The dominant theory is that Siegel’s obstinance, wild spending habits, and rumors of disloyalty seriously rankled his mob bosses. (Siegel blew through more than six times his $1M budget, or $92M in today’s money, during the Flamingo’s construction.)
In late 1946, Siegel’s Eastern crime family patrons complained and had him meet with them, according to this theory. In his self-importance, Siegel apparently treated them shabbily and told them off.
This much is known: under pressure to produce revenue, Siegel opened the Flamingo early — before even guest rooms were completed — the day after Christmas 1946. He ran into some bad luck, though. Heavy rains grounded the planes of some of his celebrity guests, and then the casino’s early gamblers won a fortune against the house. He had to close the place until March 1947 so more of it could be completed.

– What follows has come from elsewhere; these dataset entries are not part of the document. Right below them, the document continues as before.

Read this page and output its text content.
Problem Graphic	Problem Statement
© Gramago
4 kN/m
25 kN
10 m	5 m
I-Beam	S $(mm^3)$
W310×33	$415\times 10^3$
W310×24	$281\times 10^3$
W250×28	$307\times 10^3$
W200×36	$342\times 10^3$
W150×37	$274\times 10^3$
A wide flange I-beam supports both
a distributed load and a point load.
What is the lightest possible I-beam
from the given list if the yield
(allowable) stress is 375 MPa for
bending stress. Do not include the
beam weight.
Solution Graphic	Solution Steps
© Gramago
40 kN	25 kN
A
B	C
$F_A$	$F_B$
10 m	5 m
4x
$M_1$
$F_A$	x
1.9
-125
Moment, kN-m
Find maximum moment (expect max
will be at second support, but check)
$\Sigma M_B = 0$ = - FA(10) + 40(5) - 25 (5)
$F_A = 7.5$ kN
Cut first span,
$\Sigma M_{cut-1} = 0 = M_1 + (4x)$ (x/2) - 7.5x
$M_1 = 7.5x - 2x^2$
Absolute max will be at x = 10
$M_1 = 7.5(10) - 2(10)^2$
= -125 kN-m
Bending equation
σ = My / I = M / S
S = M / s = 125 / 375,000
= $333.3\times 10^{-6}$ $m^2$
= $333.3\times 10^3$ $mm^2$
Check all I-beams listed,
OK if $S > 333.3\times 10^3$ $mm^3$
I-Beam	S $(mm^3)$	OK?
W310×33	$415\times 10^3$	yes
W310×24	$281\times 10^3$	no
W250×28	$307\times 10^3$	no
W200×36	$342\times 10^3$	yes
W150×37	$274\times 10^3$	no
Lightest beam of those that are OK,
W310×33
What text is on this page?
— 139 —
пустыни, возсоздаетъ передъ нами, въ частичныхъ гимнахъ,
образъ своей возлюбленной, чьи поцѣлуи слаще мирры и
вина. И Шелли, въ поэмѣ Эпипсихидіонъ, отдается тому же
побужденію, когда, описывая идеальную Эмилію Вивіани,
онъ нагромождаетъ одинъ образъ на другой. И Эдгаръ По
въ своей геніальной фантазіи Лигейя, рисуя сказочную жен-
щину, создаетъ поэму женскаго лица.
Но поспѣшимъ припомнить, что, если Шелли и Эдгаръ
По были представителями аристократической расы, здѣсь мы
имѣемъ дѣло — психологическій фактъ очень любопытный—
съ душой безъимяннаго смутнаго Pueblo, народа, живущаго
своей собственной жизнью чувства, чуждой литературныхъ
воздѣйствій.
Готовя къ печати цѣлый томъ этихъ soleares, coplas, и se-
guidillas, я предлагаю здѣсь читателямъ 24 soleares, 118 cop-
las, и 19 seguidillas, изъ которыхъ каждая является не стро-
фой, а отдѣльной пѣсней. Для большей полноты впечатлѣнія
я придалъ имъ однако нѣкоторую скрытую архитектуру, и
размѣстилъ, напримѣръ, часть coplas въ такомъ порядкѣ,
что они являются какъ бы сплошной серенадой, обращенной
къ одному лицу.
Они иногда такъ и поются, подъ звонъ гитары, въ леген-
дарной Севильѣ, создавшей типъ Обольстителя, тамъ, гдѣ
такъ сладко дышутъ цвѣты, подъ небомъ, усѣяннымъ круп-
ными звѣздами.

“He told his mob handlers to give it a chance, that the place would turn a profit — and it did for months in 1947,” Burbank said. “But it did not matter. It appears his mobster handlers had decided he must be killed and replaced. Siegel caused too many problems and was not to be trusted with their money anymore. There were rumors Siegel was skimming. Even while owing so much money to so many other people, he was fundamentally deceitful.”
Or Envious Husband?
In 2014, an alternate Bugsy death theory emerged when Los Angeles Magazine published an interview with the dying son of Moe Sedway. Robbie Sedway claimed that the triggerman wasn’t a Mafioso, but a truck driver named Matthew “Moose” Pandza.
Moose was having an open affair with Sedway’s wife, Bee, when she learned that Siegel had threatened her husband’s life. Fed up with Sedway’s increasing role overseeing the Flamingo’s financial affairs at the behest of Lansky, Siegel threatened to have Sedway shot, chopped up, and deposited into the Flamingo’s garbage disposal.
Sedway, who at the time was an FBI informant, decided to go on the offensive instead of waiting to be murdered, according to his son. He assigned the hit to Pandza. (Though Pandza and Sedway competed for Bee’s affection, the two were close friends.) The avid hunter and firearms aficionado procured a .30-caliber military M-1 semi-automatic carbine for the job.
“A few things raise suspicions about the plausibility of this theory,” Burbank said. “Why would Smiley risk being shot? Also, if the FBI knew this, why wasn’t it in its files on Sedway, aside from hints he was an informant? And that kind of action would likely have required the OK of high-level crime bosses, maybe including exiled mob chief Charles Luciano and LA boss Jack Dragna. Why would they entrust such a big job to the lover of Sedway’s wife?”
Such continued speculation is precisely why Bugsy Siegel’s page in the history of Las Vegas is bigger than it deserves to be. The world just can’t get enough of this character.
“Ben Siegel did not invent the luxury resort-casino,” wrote biographer Robert Lacey in his book Meyer Lansky: The Thinking Man’s Gangster. “He did not found the Las Vegas Strip. He did not buy the land or first conceive the project that became the Flamingo. But by his death, he made them all famous.”